'Activist asked Ellis to have someone shot', says ex-SF councillor

Noeleen Reilly

Kevin Doyle

A Dublin councillor who quit Sinn Fein alleged that TD Dessie Ellis told party members another activist had "approached him and wanted someone shot".

Noeleen Reilly made the claim in a letter in which she also told Sinn Fein bosses she was left "black and blue" following an assault by a woman close to the former IRA bomb-maker.

In an extraordinary complaint filed before she resigned from the party, she alleged that Gerry Adams and Mary Lou McDonald did not respond when she alerted them to concerns for her personal safety.

However, a Sinn Fein spokesperson said Ms Reilly was told "on numerous occasions" to report the alleged incident to gardai.

The letter, seen by the Herald, details what Ms Reilly describes as "violence, corruption and bullying" in Sinn Fein.

Refute

She quit the party yesterday after 17 years, saying she went "up against the wrong people and this was never a battle I was going to win".

Party HQ was quick to refute the claims, issuing a statement from another councillor, Cathleen Carney Boud, in which she claimed to be "the victim of an orchestrated online bully campaign" at the hands of Ms Reilly.

In light of her resignation from the party, Sinn Fein also called on Ms Reilly to step down as a councillor and hand "the Sinn Fein Dublin City Council seat back to the party".

The dispute in the Dublin North-West constituency poses a big problem for Ms McDonald, days ahead of her official elev-ation to Sinn Fein president.

The party's health spokesperson, Louise O'Reilly, was sent out yesterday to try to play down the row, describing it as a "localised" incident.

However, Ms Reilly is at least the 15th public representative to leave the party due to a dispute in recent years.

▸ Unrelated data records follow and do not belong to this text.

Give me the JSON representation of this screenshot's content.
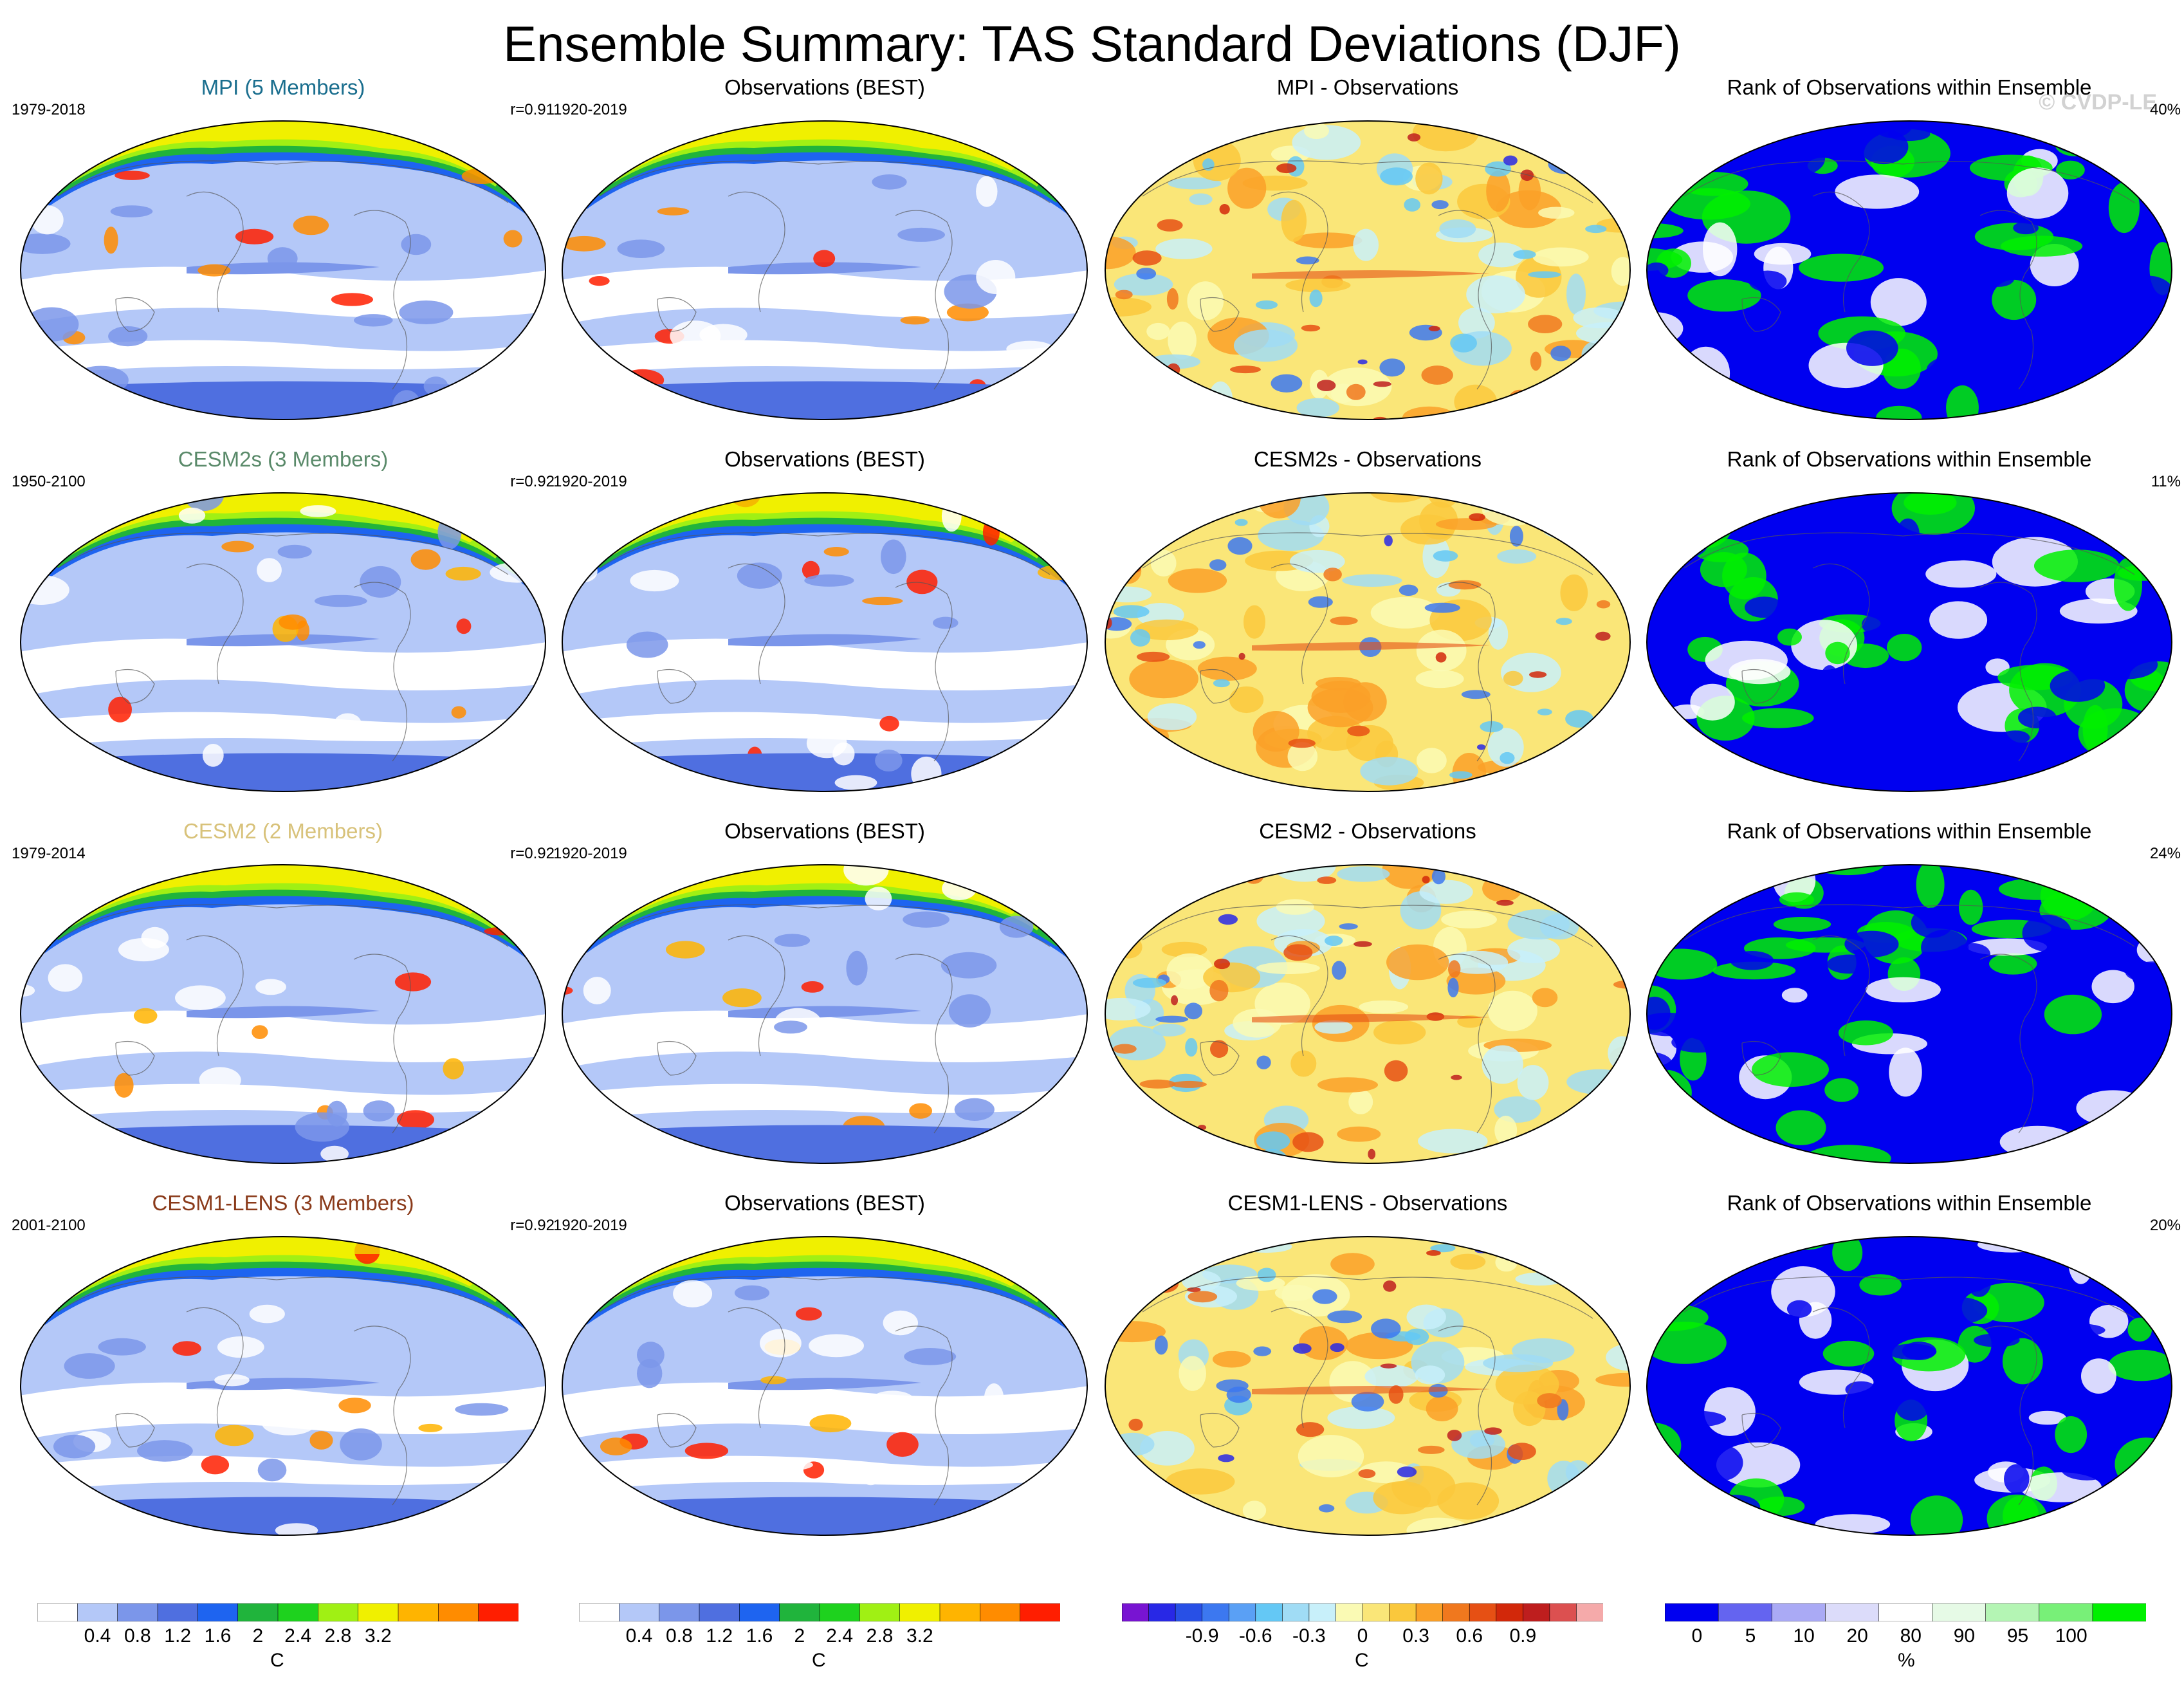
{
  "title": "Ensemble Summary: TAS Standard Deviations (DJF)",
  "watermark": "© CVDP-LE",
  "rows": [
    {
      "model_title": "MPI (5 Members)",
      "model_color": "#1a6e8e",
      "model_period": "1979-2018",
      "pattern_corr": "r=0.91",
      "obs_title": "Observations (BEST)",
      "obs_period": "1920-2019",
      "diff_title": "MPI - Observations",
      "rank_title": "Rank of Observations within Ensemble",
      "rank_pct": "40%"
    },
    {
      "model_title": "CESM2s (3 Members)",
      "model_color": "#5a8a6a",
      "model_period": "1950-2100",
      "pattern_corr": "r=0.92",
      "obs_title": "Observations (BEST)",
      "obs_period": "1920-2019",
      "diff_title": "CESM2s - Observations",
      "rank_title": "Rank of Observations within Ensemble",
      "rank_pct": "11%"
    },
    {
      "model_title": "CESM2 (2 Members)",
      "model_color": "#d8c27a",
      "model_period": "1979-2014",
      "pattern_corr": "r=0.92",
      "obs_title": "Observations (BEST)",
      "obs_period": "1920-2019",
      "diff_title": "CESM2 - Observations",
      "rank_title": "Rank of Observations within Ensemble",
      "rank_pct": "24%"
    },
    {
      "model_title": "CESM1-LENS (3 Members)",
      "model_color": "#8a3a1a",
      "model_period": "2001-2100",
      "pattern_corr": "r=0.92",
      "obs_title": "Observations (BEST)",
      "obs_period": "1920-2019",
      "diff_title": "CESM1-LENS - Observations",
      "rank_title": "Rank of Observations within Ensemble",
      "rank_pct": "20%"
    }
  ],
  "colorbars": {
    "stddev": {
      "units": "C",
      "labels": [
        "0.4",
        "0.8",
        "1.2",
        "1.6",
        "2",
        "2.4",
        "2.8",
        "3.2"
      ],
      "colors": [
        "#ffffff",
        "#b4c8f8",
        "#7b96ea",
        "#4f6fe0",
        "#1e64f0",
        "#20b43c",
        "#1ed21e",
        "#a0f014",
        "#f0f000",
        "#ffb400",
        "#ff8c00",
        "#ff1e00"
      ]
    },
    "diff": {
      "units": "C",
      "labels": [
        "-0.9",
        "-0.6",
        "-0.3",
        "0",
        "0.3",
        "0.6",
        "0.9"
      ],
      "colors": [
        "#7814d2",
        "#2828e6",
        "#2850e6",
        "#3c78f0",
        "#5aa0f5",
        "#64c8f5",
        "#a0dcf5",
        "#c8f0fa",
        "#fafab4",
        "#fae678",
        "#fac83c",
        "#faa028",
        "#f0781e",
        "#e65014",
        "#d2280a",
        "#be1e1e",
        "#dc5050",
        "#f5aaaa"
      ]
    },
    "rank": {
      "units": "%",
      "labels": [
        "0",
        "5",
        "10",
        "20",
        "80",
        "90",
        "95",
        "100"
      ],
      "colors": [
        "#0000f0",
        "#6464f0",
        "#aaaaf5",
        "#dcdcfa",
        "#ffffff",
        "#e6fae6",
        "#b4f5b4",
        "#78f078",
        "#00f000"
      ]
    }
  }
}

She refused to elaborate on her resignation statement yesterday, but the Herald has seen a document in which she outlined her issues with the party.

The Ballymun representative describes how Mr Ellis and others "have done their utmost to get me to leave the party".

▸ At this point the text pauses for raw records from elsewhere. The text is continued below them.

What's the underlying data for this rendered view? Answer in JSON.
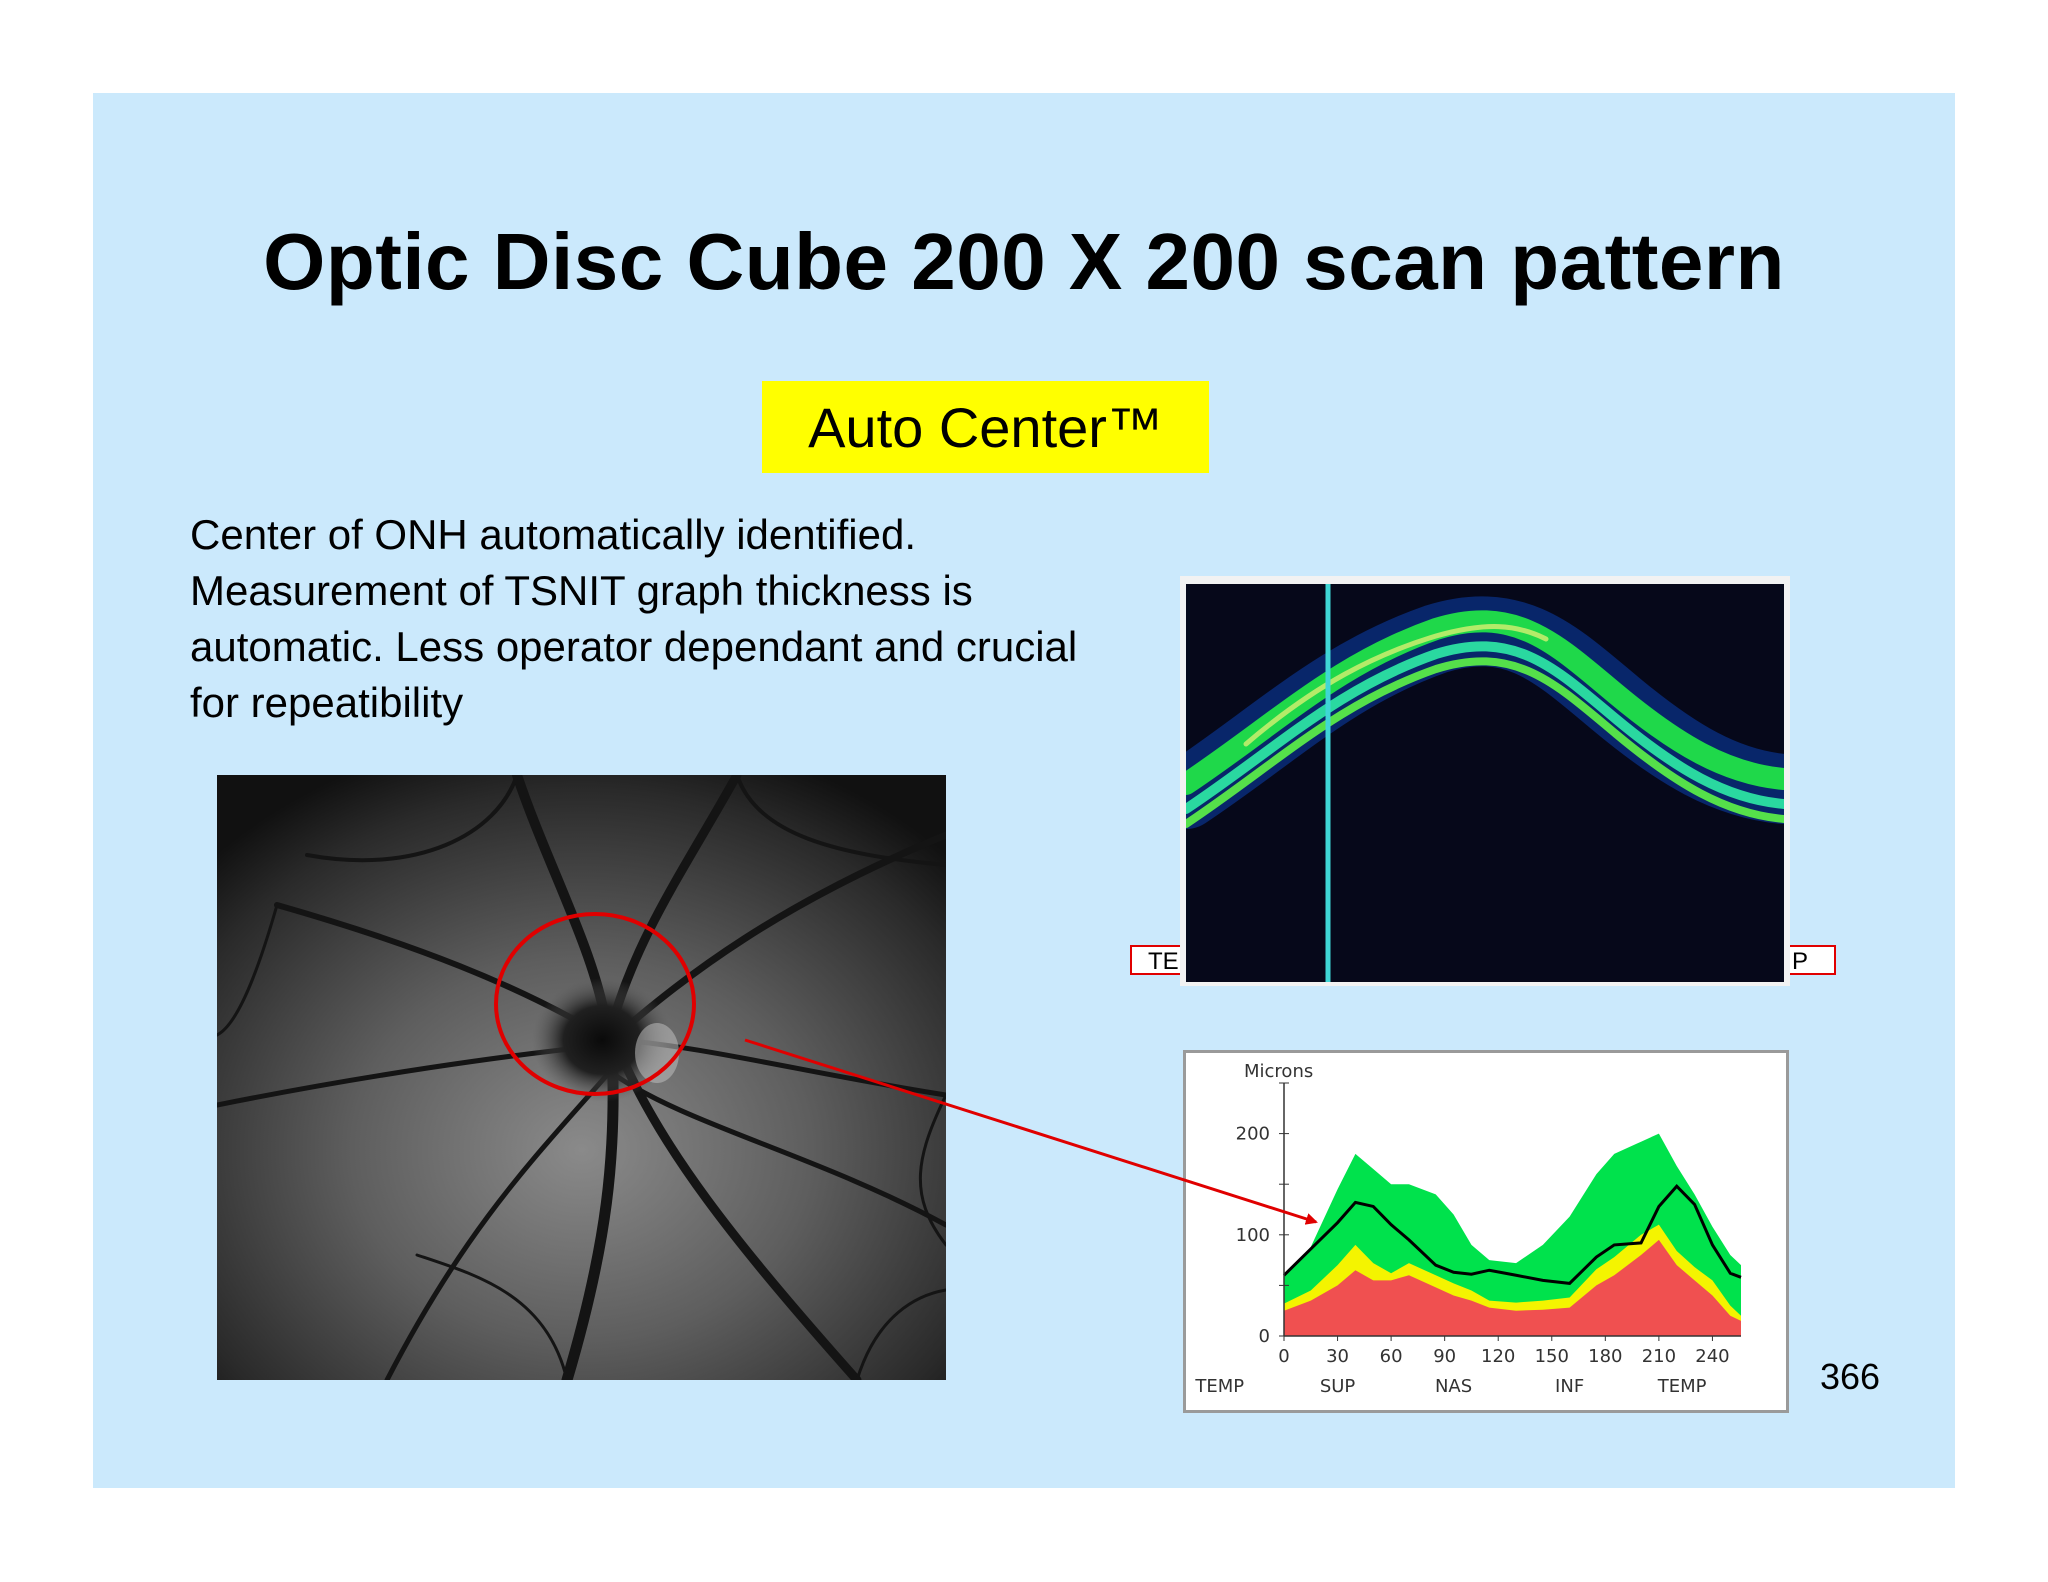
{
  "slide": {
    "title": "Optic Disc Cube 200 X 200 scan pattern",
    "badge": "Auto Center™",
    "body_lines": [
      "Center of ONH automatically identified.",
      "Measurement of TSNIT graph thickness is",
      "automatic. Less operator dependant and crucial",
      "for repeatibility"
    ],
    "page_number": "366",
    "bscan_left_tag": "TE",
    "bscan_right_tag": "P"
  },
  "colors": {
    "background": "#cbe9fc",
    "badge": "#ffff00",
    "annotation": "#e00000",
    "normal_band": "#00e24c",
    "borderline_band": "#f4f400",
    "abnormal_band": "#f05050"
  },
  "chart_data": {
    "type": "area",
    "title": "",
    "ylabel": "Microns",
    "xlabel": "",
    "ylim": [
      0,
      250
    ],
    "xlim": [
      0,
      256
    ],
    "yticks": [
      0,
      100,
      200
    ],
    "xticks": [
      0,
      30,
      60,
      90,
      120,
      150,
      180,
      210,
      240
    ],
    "region_labels": [
      {
        "label": "TEMP",
        "x": -36
      },
      {
        "label": "SUP",
        "x": 30
      },
      {
        "label": "NAS",
        "x": 95
      },
      {
        "label": "INF",
        "x": 160
      },
      {
        "label": "TEMP",
        "x": 223
      }
    ],
    "x": [
      0,
      15,
      30,
      40,
      50,
      60,
      70,
      85,
      95,
      105,
      115,
      130,
      145,
      160,
      175,
      185,
      200,
      210,
      220,
      230,
      240,
      250,
      256
    ],
    "series": [
      {
        "name": "",
        "style": "red_band",
        "values": [
          25,
          35,
          50,
          65,
          55,
          55,
          60,
          48,
          40,
          35,
          28,
          25,
          26,
          28,
          50,
          60,
          80,
          95,
          70,
          55,
          40,
          20,
          15
        ]
      },
      {
        "name": "",
        "style": "yellow_band",
        "values": [
          32,
          45,
          70,
          90,
          72,
          62,
          72,
          60,
          52,
          45,
          35,
          33,
          35,
          38,
          66,
          78,
          100,
          110,
          84,
          68,
          55,
          30,
          20
        ]
      },
      {
        "name": "",
        "style": "green_band",
        "values": [
          60,
          88,
          145,
          180,
          165,
          150,
          150,
          140,
          120,
          90,
          75,
          72,
          90,
          118,
          160,
          180,
          192,
          200,
          168,
          140,
          108,
          80,
          70
        ]
      },
      {
        "name": "",
        "style": "measured_line",
        "values": [
          60,
          86,
          112,
          132,
          128,
          110,
          95,
          70,
          63,
          61,
          65,
          60,
          55,
          52,
          78,
          90,
          92,
          128,
          148,
          130,
          90,
          62,
          58
        ]
      }
    ]
  }
}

She details the alleged assault at Naomh Fionnbarra GAA Club, in Cabra, in March 2016, after which she was left "black and blue".

"This was an unprovoked attack from behind," she says, adding that a person in the party later told her it would be dealt with.

Instead, Ms Reilly said people in the party, including Mr Ellis, "tried to justify my assault, which I just found so disgusting and hurtful".

She claimed that a photo of her alleged attacker with Ms McDonald was published on Twitter four weeks after the incident.

Complaint

However, she denies ever being advised to make a formal complaint.

At one point in the lengthy correspondence, Ms Reilly claims that Mr Ellis "told party members" that an individual linked to the constituency dispute "approached him and wanted someone shot".

"I have no idea if this is true, but this is what he advised members and they are willing to come forward," she said.

When contacted about the letter, Dessie Ellis said: "I'm not going to talk about any of it."

A Sinn Fein party spokesman failed to comment to the Herald last night.